The Independent newspaper produced a hard hitting article about palm oil and the destruction of rainforests, they stated that:
“These rainforests are honey pots for flora and fauna, among the most bio diverse places on Earth. Consider the figures. Sumatra – the size of Spain, owned by Indonesia – has 465 species of bird, 194 species of mammal, 217 species of reptile, 272 species of freshwater fish, and an estimated 10,000 species of plant. Borneo – the size of Turkey and shared between Indonesia and Malaysia – is even richer: 420 birds, 210 mammals, 254 reptiles, 368 freshwater fish and around 15,000 plants.
All these species evolved to live in this unique forest environment.

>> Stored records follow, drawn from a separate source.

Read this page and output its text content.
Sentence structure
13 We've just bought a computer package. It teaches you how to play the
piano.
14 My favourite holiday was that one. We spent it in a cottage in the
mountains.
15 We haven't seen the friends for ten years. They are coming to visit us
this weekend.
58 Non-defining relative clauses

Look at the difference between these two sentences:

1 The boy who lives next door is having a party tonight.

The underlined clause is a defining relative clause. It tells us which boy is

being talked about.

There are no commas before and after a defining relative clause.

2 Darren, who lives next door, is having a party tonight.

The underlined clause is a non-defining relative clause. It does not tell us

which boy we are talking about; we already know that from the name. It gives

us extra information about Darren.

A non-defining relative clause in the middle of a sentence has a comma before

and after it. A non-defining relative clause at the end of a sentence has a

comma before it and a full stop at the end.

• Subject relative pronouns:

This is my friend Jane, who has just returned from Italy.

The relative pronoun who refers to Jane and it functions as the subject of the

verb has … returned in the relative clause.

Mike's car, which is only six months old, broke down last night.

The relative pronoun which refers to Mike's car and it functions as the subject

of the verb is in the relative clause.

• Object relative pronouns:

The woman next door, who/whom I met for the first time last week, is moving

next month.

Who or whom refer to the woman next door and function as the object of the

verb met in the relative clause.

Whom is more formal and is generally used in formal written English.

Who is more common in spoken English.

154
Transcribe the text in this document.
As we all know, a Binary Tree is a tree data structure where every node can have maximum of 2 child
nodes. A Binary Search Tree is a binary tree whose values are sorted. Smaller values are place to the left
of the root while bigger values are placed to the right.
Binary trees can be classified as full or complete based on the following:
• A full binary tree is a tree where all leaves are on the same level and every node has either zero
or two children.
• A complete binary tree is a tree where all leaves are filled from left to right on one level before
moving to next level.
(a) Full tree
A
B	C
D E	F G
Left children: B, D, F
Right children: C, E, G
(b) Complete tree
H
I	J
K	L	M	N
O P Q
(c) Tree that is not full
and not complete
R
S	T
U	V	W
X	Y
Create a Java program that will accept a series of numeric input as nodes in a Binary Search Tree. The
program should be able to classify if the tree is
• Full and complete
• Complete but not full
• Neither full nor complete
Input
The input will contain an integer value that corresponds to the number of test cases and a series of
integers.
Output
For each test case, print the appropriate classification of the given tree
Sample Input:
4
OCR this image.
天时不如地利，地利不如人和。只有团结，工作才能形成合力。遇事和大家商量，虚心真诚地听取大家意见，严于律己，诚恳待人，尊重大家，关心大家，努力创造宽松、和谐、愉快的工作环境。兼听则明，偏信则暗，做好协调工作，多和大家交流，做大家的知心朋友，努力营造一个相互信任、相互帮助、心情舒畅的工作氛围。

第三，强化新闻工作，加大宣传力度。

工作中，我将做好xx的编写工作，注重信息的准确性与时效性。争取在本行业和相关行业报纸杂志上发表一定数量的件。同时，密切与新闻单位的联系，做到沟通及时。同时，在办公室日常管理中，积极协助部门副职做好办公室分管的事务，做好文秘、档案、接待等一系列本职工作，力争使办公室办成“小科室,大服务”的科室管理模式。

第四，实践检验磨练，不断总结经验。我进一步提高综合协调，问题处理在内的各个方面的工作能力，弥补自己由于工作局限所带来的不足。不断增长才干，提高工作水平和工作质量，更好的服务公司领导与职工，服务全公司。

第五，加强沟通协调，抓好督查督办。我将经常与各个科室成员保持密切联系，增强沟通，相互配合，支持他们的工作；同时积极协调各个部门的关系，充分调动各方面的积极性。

The Sumatran rhino is the smallest, hairiest and most endangered in the world; the Sumatran tiger is the smallest tiger. The black sun bear, with its U-shaped patch of white fur under its chin, is the smallest bear. Some of them are curious in the extreme: the bug-eyed western tarsier; the striped rabbit; the marled cat; and the tree-jumping clouded leopard, which feasts on pygmy squirrels and long-tailed porcupines.
Of all the animals, though, the most famous by far is the orangutan (or "man of the jungle"). With its orange hair and long arms, the orangutan is one of our planet's most unusual creatures. And one of the smartest, too.”
Add to this all the people that call the rainforests their home and the how essential the rainforests are to this planet - it’s kind of hard to just sit back and do absolutely nothing….isn’t it!?!